Rates of Change

Rates of Change

Conceptual Understanding of Rates of Change

A rate is a comparison between two quantities with different units.
We often judge performances by using rates. For example:

  • The average speed of a motor vehicle is $90$ km per hour.
  • The average typing rate is $55$ words per minute.
  • The average score of a basketball player is $34$ points per game.

Speed is a commonly used rate. It is the rate of change in distance per unit of time. It is a well-known formula:
$$ \large \large \text{average speed}=\dfrac{\text{distance travelled}}{\text{time taken}}$$
However, if a car has an average speed of $80$ km/h for a trip, it does not mean that it travels at exactly $80$ km/h for the whole time.
The speed will probably vary continuously throughout the trip.
So, how can we calculate the car’s speed at any particular time?

A heavy particle falls from a tower, $50$ metres high, and crashes into the ground. How can we predict the damage the spanner causes when it hits the ground? We will begin by attempting to develop a mathematical model for the particle’s speed as it falls.
Speed is a rate – a measure of distance travelled per unit of time. Our modelling thus begins with a review of the rate and the concept of a constant rate.

Constant Rates of Change

When the rate of change of one quantity with respect to another does not alter, the rate is constant.
For example, if petrol is $80$ cents per litre, then every litre of petrol purchased at this rate always costs $80$ cents. This means $10$ litres of petrol would cost $8.00$ dollars and $100$ litres of petrol would cost $80.00$ dollars.

Variable Rates of Change

The particle travels $50$ metres in $3$ seconds and stops moving. In other words, it falls $50$ metres and then hits the ground. We also notice that the particle’s speed is not constant but variable.
If a rate is not constant but changing, it must be variable.
For example, the amount of electricity used per hour by a household is most likely to be a variable rate as the need for electricity will change throughout the day.

Average Rates of Change

If a rate is variable, it is sometimes useful to know the average rate of change over a specific interval.
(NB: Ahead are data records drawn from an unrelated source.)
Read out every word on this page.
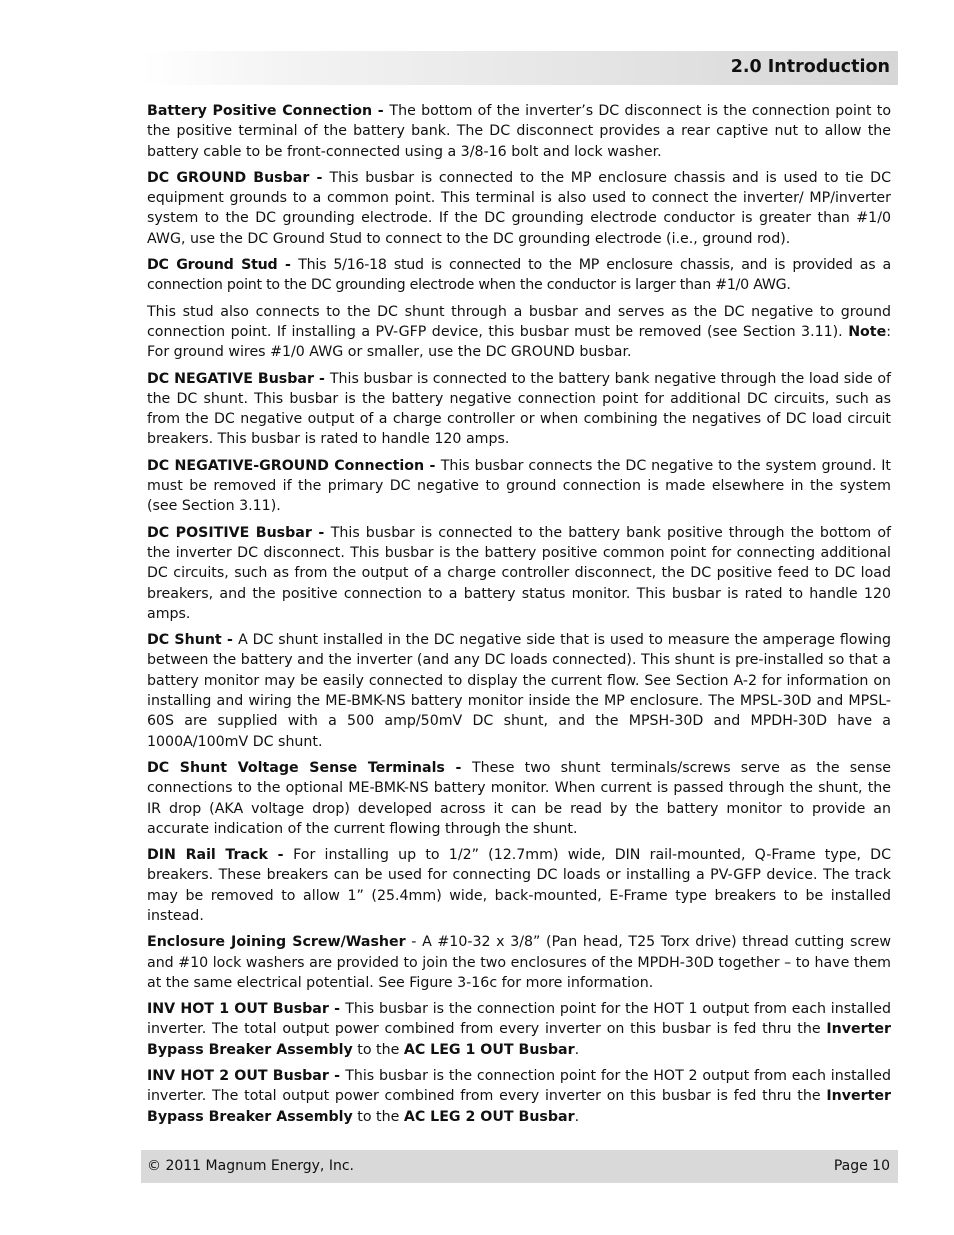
2.0 Introduction

Battery Positive Connection - The bottom of the inverter’s DC disconnect is the connection point to the positive terminal of the battery bank. The DC disconnect provides a rear captive nut to allow the battery cable to be front-connected using a 3/8-16 bolt and lock washer.

DC GROUND Busbar - This busbar is connected to the MP enclosure chassis and is used to tie DC equipment grounds to a common point. This terminal is also used to connect the inverter/ MP/inverter system to the DC grounding electrode. If the DC grounding electrode conductor is greater than #1/0 AWG, use the DC Ground Stud to connect to the DC grounding electrode (i.e., ground rod).

DC Ground Stud - This 5/16-18 stud is connected to the MP enclosure chassis, and is provided as a connection point to the DC grounding electrode when the conductor is larger than #1/0 AWG.

This stud also connects to the DC shunt through a busbar and serves as the DC negative to ground connection point. If installing a PV-GFP device, this busbar must be removed (see Section 3.11). Note: For ground wires #1/0 AWG or smaller, use the DC GROUND busbar.

DC NEGATIVE Busbar - This busbar is connected to the battery bank negative through the load side of the DC shunt. This busbar is the battery negative connection point for additional DC circuits, such as from the DC negative output of a charge controller or when combining the negatives of DC load circuit breakers. This busbar is rated to handle 120 amps.

DC NEGATIVE-GROUND Connection - This busbar connects the DC negative to the system ground. It must be removed if the primary DC negative to ground connection is made elsewhere in the system (see Section 3.11).

DC POSITIVE Busbar - This busbar is connected to the battery bank positive through the bottom of the inverter DC disconnect. This busbar is the battery positive common point for connecting additional DC circuits, such as from the output of a charge controller disconnect, the DC positive feed to DC load breakers, and the positive connection to a battery status monitor. This busbar is rated to handle 120 amps.

DC Shunt - A DC shunt installed in the DC negative side that is used to measure the amperage flowing between the battery and the inverter (and any DC loads connected). This shunt is pre-installed so that a battery monitor may be easily connected to display the current flow. See Section A-2 for information on installing and wiring the ME-BMK-NS battery monitor inside the MP enclosure. The MPSL-30D and MPSL-60S are supplied with a 500 amp/50mV DC shunt, and the MPSH-30D and MPDH-30D have a 1000A/100mV DC shunt.

DC Shunt Voltage Sense Terminals - These two shunt terminals/screws serve as the sense connections to the optional ME-BMK-NS battery monitor. When current is passed through the shunt, the IR drop (AKA voltage drop) developed across it can be read by the battery monitor to provide an accurate indication of the current flowing through the shunt.

DIN Rail Track - For installing up to 1/2” (12.7mm) wide, DIN rail-mounted, Q-Frame type, DC breakers. These breakers can be used for connecting DC loads or installing a PV-GFP device. The track may be removed to allow 1” (25.4mm) wide, back-mounted, E-Frame type breakers to be installed instead.

Enclosure Joining Screw/Washer - A #10-32 x 3/8” (Pan head, T25 Torx drive) thread cutting screw and #10 lock washers are provided to join the two enclosures of the MPDH-30D together – to have them at the same electrical potential. See Figure 3-16c for more information.

INV HOT 1 OUT Busbar - This busbar is the connection point for the HOT 1 output from each installed inverter. The total output power combined from every inverter on this busbar is fed thru the Inverter Bypass Breaker Assembly to the AC LEG 1 OUT Busbar.

INV HOT 2 OUT Busbar - This busbar is the connection point for the HOT 2 output from each installed inverter. The total output power combined from every inverter on this busbar is fed thru the Inverter Bypass Breaker Assembly to the AC LEG 2 OUT Busbar.

© 2011 Magnum Energy, Inc.	Page 10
For example, a tree grew from $5$ m last year to $6$ m now.
$$ \large \begin{align}
\text{average rate of growth} &= \dfrac{\text{change in height}}{\text{change in time}} \\
&= \dfrac{(6-5) \text{ m}}{1 \text{ year}} \\
&= 0.2 \text{ m/year} \\
\end{align} $$
This means that the tree grew $0.2$ metres over the past year but not necessarily constantly as that rate during the year.

Instantaneous Rates of Change

If a rate is variable, it is often useful to know the rate of change at any given time or point, that is, the instantaneous rate.
For example, a police radar gun is designed to read a vehicle’s speed instantly. This enables the police to make an immediate decision as to whether a car is breaking the speed limit or not.
Instantaneous rates can be found from a curved graph by:

  • drawing a tangent to the curve a the point in the equation,
  • calculating the gradient of the tangent over an appropriate interval, that is, between two points whose coordinates are easily identified.
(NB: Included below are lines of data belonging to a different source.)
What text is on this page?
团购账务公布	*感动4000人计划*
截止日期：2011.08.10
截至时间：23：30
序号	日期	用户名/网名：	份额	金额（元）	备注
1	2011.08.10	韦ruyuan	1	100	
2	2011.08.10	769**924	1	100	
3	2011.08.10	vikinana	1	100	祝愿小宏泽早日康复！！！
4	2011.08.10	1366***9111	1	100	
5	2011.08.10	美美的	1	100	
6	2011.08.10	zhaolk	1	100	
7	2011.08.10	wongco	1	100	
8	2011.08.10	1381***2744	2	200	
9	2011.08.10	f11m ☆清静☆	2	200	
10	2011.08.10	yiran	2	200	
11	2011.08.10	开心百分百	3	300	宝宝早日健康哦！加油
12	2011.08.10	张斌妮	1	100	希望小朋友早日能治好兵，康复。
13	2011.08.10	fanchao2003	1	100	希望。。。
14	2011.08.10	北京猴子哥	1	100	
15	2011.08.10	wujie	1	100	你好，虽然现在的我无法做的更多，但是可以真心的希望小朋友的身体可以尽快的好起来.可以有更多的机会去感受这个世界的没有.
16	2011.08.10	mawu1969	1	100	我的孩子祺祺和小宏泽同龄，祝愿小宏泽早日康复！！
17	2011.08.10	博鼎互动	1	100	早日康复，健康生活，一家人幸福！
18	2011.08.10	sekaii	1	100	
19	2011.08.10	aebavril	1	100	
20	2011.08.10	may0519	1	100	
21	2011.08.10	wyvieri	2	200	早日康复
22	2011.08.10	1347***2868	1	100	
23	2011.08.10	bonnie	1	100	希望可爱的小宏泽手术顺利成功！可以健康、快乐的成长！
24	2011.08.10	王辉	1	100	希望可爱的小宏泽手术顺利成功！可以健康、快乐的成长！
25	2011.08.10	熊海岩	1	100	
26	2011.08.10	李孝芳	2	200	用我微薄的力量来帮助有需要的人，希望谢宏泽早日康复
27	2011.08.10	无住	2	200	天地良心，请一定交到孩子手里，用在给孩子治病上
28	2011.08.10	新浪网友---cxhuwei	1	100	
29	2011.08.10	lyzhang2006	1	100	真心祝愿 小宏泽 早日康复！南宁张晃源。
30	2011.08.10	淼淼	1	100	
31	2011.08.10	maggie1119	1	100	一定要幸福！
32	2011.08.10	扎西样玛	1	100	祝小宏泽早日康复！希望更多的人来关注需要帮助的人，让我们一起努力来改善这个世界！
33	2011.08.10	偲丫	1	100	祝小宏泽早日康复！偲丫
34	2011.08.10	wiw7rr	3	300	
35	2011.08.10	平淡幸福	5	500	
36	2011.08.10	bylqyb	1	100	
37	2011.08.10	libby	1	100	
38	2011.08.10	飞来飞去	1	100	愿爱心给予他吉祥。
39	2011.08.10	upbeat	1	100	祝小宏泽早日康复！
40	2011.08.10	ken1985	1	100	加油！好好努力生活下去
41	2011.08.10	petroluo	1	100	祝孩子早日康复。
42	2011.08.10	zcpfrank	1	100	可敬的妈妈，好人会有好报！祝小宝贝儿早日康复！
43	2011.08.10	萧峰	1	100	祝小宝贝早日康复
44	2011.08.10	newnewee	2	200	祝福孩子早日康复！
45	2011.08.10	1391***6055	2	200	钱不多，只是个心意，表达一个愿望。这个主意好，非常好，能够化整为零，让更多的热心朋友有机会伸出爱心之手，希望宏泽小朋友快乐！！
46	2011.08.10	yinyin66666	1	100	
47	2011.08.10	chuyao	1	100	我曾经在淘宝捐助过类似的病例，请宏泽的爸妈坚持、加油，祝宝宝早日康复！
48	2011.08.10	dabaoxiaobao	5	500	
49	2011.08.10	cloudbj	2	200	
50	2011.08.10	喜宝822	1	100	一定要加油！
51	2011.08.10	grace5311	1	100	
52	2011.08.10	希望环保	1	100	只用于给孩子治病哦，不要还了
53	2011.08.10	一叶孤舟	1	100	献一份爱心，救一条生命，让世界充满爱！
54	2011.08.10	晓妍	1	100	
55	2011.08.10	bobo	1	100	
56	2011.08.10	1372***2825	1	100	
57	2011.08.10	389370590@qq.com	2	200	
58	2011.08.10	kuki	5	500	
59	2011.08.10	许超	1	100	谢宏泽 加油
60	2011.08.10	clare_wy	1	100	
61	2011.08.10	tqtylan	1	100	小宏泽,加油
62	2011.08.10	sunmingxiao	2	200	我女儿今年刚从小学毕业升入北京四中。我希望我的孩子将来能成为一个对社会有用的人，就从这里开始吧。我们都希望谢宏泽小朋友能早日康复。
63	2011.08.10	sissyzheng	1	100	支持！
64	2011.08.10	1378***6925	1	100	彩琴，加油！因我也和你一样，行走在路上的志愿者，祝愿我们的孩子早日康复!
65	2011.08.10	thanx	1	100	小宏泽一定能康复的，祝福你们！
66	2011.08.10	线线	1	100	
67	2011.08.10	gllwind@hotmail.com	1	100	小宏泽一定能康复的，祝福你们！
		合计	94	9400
Derivative in terms of Rates of Change

$$f^{\prime}(x) = \lim_{h\rightarrow 0}\dfrac{f(x+h)-f(x)}{h}$$
The gradient of the tangent at the variable point $(x,f(x))$ is the limiting value of $\dfrac{f(x+h)-f(x)}{h}$ as $h$ approaches $0$.
This formula gives the gradient of the tangent to the curve $y=f(x)$ at the point $(x,f(x))$, for any value of the variable $x$ for which this limit exists. Since there is at most one value of the gradient for each value of $x$, the formula is a function.

Algebraic vs Calculus in terms of Rates of Change

As stated above, average rates of change are often referred to as algebraic rates of change. Algebraic acceleration is the average rate of change, while acceleration is the term that is the instantaneous rate of change of speed of velocity obtained by differentiating velocity.

Assume $x(t)$ is a displacement, then $x^{\prime}(t)$ or $\dfrac{dx}{dt}$ is the instantaneous rate of change in displacement with respect to time, which is velocity.
An example is where quantities vary with time or with respect to another value.

  • temperature changes
  • the height of the surface of the water in a pond
  • speed of a car

$\dfrac{dy}{dx}$ gives the rate of change in $y$ with respect to $x$.
We can therefore use the derivative of a function to inform us of the rate at which something is happening.

Example 1

The number of people in a colony is approximated by the formula $P(t)=30000+72t^2-t^4$ where $t$ is the time in years after the year \( 2000 \).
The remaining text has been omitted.